Noch einmal „Frauen und Mädchen als Gärtnerinnen“
[591] Noch einmal „Frauen und Mädchen als Gärtnerinnen“. Zu diesem Thema geht uns vom Vorstand des „Lette-Vereins“ in Berlin folgende Zuschrift zu:
„Der unterzeichnete Vorstand des Lette-Vereins hat mit Dank und lebhaftem Interesse von dem in Nr. 32 der ‚Gartenlaube‘ enthaltenen Aufsatze ‚Frauen und Mädchen als Gärtnerinnen‘ von H. Jäger Kenntniß genommen. Wir hätten zu den darin geäußerten Ansichten des Herrn Verfassers Mancherlei zu bemerken und möchten namentlich darauf hinweisen, daß der von ihm wahrgenommene unvertilgbare Fehler der Frauenarbeit, ‚das Bedürfniß nach Unterhaltung‘, doch wohl nur bei ungebildeten Frauen hervortritt; die Erfahrungen, welche wir an gebildeten Frauen gemacht, führen zu einem anderen Ergebniß. Wir wollen indeß eine Polemik nicht eröffnen, sondern anerkennen mit Dank die freundliche Absicht des rühmlich bekannten Herrn Verfassers und stimmen ihm vollständig bei, wenn er die Kunstgärtnerei als einen für Frauen sehr geeigneten Beruf erklärt.
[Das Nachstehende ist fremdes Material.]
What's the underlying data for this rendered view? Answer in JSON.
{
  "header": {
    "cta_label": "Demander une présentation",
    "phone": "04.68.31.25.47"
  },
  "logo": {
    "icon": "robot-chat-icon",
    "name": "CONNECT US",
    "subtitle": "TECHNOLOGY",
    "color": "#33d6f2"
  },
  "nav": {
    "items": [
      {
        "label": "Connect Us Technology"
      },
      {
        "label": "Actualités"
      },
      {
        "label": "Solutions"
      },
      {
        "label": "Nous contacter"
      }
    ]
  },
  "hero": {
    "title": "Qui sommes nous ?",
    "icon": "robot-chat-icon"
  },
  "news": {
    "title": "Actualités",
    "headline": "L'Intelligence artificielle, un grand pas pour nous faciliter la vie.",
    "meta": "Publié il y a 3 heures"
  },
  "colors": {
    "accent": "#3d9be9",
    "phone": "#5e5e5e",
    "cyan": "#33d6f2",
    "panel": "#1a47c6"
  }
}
Auch im Lette-Verein ist diese Ansicht schon seit Jahren vorherrschend, und wiederholt ist bei uns die Ausbildung von ‚Kunstgärtnerinnen‘ als Berathungsgegenstand für unsere Sitzungen auf die Tagesordnung gesetzt worden; wiederholt haben wir mit Autoritäten auf diesem Gebiete über die Frage verhandelt. Der verstorbene Gartendirector Meyer hierselbst, der Kunstgärtner und Baumschulbesitzer Spät und Andere haben uns stets ihrer warmen Theilnahme für die Angelegenheit versichert. Wenn der Lette-Verein noch keine ‚Versuchsanstalt‘ errichtet hat, wie Herr Jäger den Frauenvereinen vorschlägt, so unterblieb dies lediglich aus dem Grunde, weil wir bei den vielen Ansprüchen die an uns gestellt werden, nicht im Stande waren, das für diesen Zweck erforderliche Grundstück in der Nähe der Stadt anzukaufen.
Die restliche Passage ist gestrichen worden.